Une situation qui menace de perturber le service postal à travers le pays se dessine alors qu’environ 55 000 travailleurs de Postes Canada s’apprêtent à débrayer ce vendredi, après plusieurs mois de négociations contractuelles infructueuses. Le Syndicat des travailleurs et travailleuses des postes (STTP) a déposé hier un préavis de grève officiel, citant l’impasse des pourparlers concernant les salaires, les conditions de travail et la sécurité d’emploi, et ce malgré les efforts de médiation fédérale.
“Nous sommes à la table des négociations depuis près de huit mois avec des progrès minimes sur des enjeux critiques qui affectent les moyens de subsistance de nos membres,” a déclaré Marion Reynolds, présidente nationale du STTP. “La société continue de promouvoir un programme de réduction des coûts qui mine à la fois la qualité du service et le bien-être des travailleurs.”
Cette potentielle interruption de travail survient à un moment particulièrement difficile pour Postes Canada, qui a rapporté une perte opérationnelle de 128 millions de dollars au premier trimestre de 2025, dans un contexte de baisse du volume de courrier et d’augmentation de la concurrence dans le secteur de la livraison de colis. La société d’État a proposé un plan de modernisation qui comprend des ajustements de personnel et une restructuration opérationnelle, des mesures que le syndicat qualifie de tentatives à peine voilées pour réduire les postes à temps plein.
Au cœur du conflit se trouvent des visions concurrentes pour l’avenir de Postes Canada. La direction maintient que des changements opérationnels significatifs sont nécessaires pour assurer la durabilité à long terme dans un marché de plus en plus numérique, tandis que le syndicat soutient que les travailleurs ne devraient pas supporter le poids des coûts de transformation après avoir fourni des services essentiels tout au long de la pandémie et au-delà.

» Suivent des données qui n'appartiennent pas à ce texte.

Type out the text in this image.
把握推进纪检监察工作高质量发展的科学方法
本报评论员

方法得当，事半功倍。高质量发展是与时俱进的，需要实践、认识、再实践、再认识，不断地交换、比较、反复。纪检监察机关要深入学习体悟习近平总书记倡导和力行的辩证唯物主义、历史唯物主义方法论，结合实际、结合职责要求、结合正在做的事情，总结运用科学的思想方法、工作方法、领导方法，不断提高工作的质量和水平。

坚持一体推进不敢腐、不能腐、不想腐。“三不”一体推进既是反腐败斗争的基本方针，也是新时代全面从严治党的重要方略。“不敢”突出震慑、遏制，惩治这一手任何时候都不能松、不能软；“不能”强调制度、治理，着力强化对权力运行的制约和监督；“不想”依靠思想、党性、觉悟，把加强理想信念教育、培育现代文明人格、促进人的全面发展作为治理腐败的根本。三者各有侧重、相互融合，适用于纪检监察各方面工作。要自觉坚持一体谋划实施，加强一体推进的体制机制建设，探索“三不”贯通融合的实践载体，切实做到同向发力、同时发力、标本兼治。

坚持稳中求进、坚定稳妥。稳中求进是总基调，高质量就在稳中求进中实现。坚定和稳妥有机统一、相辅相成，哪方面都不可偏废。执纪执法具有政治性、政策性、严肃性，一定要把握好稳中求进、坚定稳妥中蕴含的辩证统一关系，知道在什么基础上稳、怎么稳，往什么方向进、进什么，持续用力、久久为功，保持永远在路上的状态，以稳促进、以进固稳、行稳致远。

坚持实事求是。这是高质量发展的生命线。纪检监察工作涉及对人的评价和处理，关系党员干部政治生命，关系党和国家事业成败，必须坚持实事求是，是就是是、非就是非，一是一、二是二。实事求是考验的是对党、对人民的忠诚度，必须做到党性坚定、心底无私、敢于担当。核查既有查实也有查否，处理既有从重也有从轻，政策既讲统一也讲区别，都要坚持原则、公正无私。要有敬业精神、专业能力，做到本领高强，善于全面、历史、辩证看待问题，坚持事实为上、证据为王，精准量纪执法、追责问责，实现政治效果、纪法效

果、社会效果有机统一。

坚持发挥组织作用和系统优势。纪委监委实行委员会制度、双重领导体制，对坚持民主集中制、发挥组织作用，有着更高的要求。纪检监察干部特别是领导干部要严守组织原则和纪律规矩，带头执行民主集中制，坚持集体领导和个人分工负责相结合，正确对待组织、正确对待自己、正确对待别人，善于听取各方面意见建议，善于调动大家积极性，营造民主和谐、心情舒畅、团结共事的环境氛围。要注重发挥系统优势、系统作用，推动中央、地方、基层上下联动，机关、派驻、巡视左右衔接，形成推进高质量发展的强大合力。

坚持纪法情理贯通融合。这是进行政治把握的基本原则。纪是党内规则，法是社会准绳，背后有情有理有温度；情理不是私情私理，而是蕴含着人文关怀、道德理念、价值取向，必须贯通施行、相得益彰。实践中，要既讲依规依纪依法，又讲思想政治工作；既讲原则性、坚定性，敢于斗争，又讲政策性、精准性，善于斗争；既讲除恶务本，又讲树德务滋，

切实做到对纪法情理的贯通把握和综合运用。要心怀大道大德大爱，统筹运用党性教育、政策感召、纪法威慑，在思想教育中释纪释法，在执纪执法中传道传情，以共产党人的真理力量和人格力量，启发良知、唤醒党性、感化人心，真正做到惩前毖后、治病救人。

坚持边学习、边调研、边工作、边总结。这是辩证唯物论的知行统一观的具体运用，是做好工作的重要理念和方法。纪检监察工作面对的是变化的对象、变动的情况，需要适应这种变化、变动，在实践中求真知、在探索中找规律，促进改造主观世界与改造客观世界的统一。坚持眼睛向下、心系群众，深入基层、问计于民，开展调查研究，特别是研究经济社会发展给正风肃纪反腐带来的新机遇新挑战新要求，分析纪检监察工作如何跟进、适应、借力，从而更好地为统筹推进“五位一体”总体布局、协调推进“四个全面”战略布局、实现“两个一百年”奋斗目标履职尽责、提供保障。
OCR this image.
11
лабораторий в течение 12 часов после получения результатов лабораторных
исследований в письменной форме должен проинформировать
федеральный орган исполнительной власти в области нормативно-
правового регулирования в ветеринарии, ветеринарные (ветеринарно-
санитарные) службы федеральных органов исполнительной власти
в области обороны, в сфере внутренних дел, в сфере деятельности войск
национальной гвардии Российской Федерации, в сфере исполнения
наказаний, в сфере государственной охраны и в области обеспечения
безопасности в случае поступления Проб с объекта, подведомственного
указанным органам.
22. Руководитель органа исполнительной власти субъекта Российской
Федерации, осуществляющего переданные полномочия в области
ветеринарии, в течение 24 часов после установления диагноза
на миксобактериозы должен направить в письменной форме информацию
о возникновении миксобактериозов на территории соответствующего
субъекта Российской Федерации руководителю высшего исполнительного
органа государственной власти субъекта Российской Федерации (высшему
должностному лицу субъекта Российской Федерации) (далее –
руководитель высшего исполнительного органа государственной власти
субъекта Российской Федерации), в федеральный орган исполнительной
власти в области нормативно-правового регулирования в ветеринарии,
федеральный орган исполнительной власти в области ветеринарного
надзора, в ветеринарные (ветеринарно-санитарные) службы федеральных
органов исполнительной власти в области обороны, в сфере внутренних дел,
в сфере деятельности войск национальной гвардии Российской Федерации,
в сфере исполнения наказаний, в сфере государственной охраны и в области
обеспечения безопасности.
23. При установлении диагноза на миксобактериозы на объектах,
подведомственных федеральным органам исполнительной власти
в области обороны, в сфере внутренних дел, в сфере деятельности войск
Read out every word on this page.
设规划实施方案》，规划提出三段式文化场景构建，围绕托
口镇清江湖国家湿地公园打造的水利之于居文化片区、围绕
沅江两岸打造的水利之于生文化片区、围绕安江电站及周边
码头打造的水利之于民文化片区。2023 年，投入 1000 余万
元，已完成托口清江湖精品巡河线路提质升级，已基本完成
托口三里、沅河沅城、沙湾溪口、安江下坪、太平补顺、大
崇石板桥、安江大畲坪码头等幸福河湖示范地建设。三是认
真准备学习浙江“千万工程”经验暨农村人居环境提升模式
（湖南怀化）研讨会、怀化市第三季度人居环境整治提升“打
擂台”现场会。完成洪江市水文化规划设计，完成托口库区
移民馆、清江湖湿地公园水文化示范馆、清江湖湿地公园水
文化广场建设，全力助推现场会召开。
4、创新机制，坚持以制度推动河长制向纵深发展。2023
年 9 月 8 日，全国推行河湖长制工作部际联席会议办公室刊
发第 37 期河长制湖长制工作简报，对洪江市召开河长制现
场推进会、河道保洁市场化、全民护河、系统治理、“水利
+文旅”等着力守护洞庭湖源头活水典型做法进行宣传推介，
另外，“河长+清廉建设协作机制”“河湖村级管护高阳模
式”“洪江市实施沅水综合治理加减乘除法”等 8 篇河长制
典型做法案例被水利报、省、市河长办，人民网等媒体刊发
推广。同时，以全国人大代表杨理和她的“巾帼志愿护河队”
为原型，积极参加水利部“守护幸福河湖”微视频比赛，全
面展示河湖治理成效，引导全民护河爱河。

“Nos membres ont été déclarés essentiels pendant la COVID-19, faisant face à des risques et des charges de travail sans précédent,” a souligné Reynolds. “Maintenant, on nous demande d’accepter une réduction des avantages sociaux et de la sécurité d’emploi alors que la rémunération des dirigeants continue d’augmenter.”
Le ministre canadien du Travail, David Chen, a appelé les deux parties à reprendre les négociations, soulignant l’impact économique potentiel des interruptions de service. “Une grève postale affecte non seulement la société et ses travailleurs, mais aussi d’innombrables petites entreprises, communautés rurales et Canadiens vulnérables qui dépendent de la livraison du courrier,” a déclaré Chen lors d’un point de presse sur la Colline du Parlement.
Le conflit a suscité des inquiétudes parmi les organisations de petites entreprises canadiennes, la Fédération canadienne de l’entreprise indépendante estimant qu’une grève prolongée pourrait coûter aux petites entreprises jusqu’à 250 millions de dollars par semaine en paiements retardés et en opérations perturbées. Les détaillants de commerce électronique sont particulièrement vulnérables, plusieurs s’empressant de sécuriser des arrangements de livraison alternatifs avant l’échéance de vendredi.
Pour les Canadiens habitués à recevoir des chèques gouvernementaux, des médicaments sur ordonnance et d’autres articles essentiels par la poste, des plans d’urgence sont en cours d’élaboration. Service Canada a indiqué que les paiements de pension et de prestations normalement livrés par la poste seront disponibles pour être récupérés à des endroits désignés, tandis que Postes Canada a assuré que certaines livraisons humanitaires se poursuivront même pendant un arrêt de travail.
Les analystes financiers qui surveillent la situation notent que le moment présente des défis pour les deux parties. “Avec les préoccupations d’inflation qui persistent et la croissance économique qui ralentit, Postes Canada fait face à de véritables pressions financières,” a expliqué Dr. Emily Thornton, professeure d’économie à l’Université de Toronto. “Cependant, les travailleurs subissent les mêmes augmentations du coût de la vie qui mettent à rude épreuve les budgets des ménages à l’échelle nationale.”
Le gouvernement fédéral n’a pas encore indiqué s’il envisagerait une législation de retour au travail, une mesure controversée utilisée lors de précédents conflits postaux. Des experts juridiques suggèrent qu’une telle intervention ferait face à des défis importants dans le cadre des lois du travail actuelles et des protections de la Charte pour les droits de négociation collective.
Alors que les entreprises et les citoyens se préparent à d’éventuelles perturbations, la question demeure : à l’ère de la communication numérique et des multiples options de livraison, cette grève postale révélera-t-elle à quel point Postes Canada reste essentielle à notre infrastructure nationale, ou démontrera-t-elle combien notre dépendance au service postal traditionnel a diminué?